Jeff Sessions Effectively Cancels The Memo That Would Get Rid Of Private Prisons
In a move signaling his potential support for private prisons, Attorney General Jeff Sessions has rescinded an Obama-era memo that directed the Bureau of Prisons not to renew private prison contracts. Sessions claimed that the prior administration's policy "impaired the Bureau's ability to meet the future needs of the federal correctional system" in a new memo sent to the acting head of the Bureau of Prisons (BOP) on Tuesday.
"I hereby rescind the memorandum dated August 18, 2016, sent to you by former Deputy Attorney General Sally Q. Yates," Sessions wrote in the one-page memo. "The memorandum changed long-standing policy and practice and impaired the Bureau's ability to meet the future needs of the federal correctional system." Sessions directed the Bureau to return to its previous approach in using private prisons to help manage the population of federal inmates.
Under President Barack Obama, the Department of Justice implemented new policies in 2016 geared at phasing out the use of private prisons following concerns over their safety and security. "Time has shown that they compare poorly to our own Bureau facilities," Yates said of private prisons in her Aug. 18, 2016 memo. "They simply do not provide the same level of correctional services, programs, and resources; they do not save substantially on costs; and as noted in a recent report by the Department's Office of lnspector General, they do not maintain the same level of safety and security."
Yates' memo – and the Obama administration's new policy – followed an audit from the Justice Department's watchdog agency of so-called "contract prisons," used by the government to hold what was at that time roughly 12 percent of the total federal prison population. According to the Inspector General, privately run federal prisons "incurred more safety and security incidents per capita than comparable institutions [run by the government]." The report noted that although the private prisons audited had fewer reported incidents of positive drug tests and sexual misconduct, they "confiscated eight times as many contraband cell phones annually on average as the BOP institutions" and had "higher rates of assaults, both by inmates on other inmates and by inmates on staff."

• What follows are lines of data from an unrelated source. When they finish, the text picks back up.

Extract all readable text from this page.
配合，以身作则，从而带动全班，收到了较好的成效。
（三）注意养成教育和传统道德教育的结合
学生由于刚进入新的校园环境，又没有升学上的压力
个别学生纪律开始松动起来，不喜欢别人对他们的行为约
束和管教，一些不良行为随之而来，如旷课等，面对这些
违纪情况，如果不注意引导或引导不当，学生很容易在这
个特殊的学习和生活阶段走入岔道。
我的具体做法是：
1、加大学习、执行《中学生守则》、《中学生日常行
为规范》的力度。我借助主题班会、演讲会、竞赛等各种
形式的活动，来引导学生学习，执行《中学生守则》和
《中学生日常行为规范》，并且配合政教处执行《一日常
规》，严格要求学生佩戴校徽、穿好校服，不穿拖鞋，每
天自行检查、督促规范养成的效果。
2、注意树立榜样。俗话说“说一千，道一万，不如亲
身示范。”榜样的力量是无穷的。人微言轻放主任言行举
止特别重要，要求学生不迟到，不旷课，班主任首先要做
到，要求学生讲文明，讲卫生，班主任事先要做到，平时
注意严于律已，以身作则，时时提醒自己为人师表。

A rapid increase in federal prison population in the late 1990s initially led to overcrowding at government-run facilities, causing the federal government to turn to privately operated correctional institutions. While Yates had argued that a decreasing prison population reduced the government's need to contract with private prisons, current Attorney General Sessions appears to have a different opinion on the matter. "This will restore BOP's flexibility to manage the federal prison inmate population based on capacity needs," a spokesperson for the Department of Justice reportedly told NBC News in a statement regarding the memo.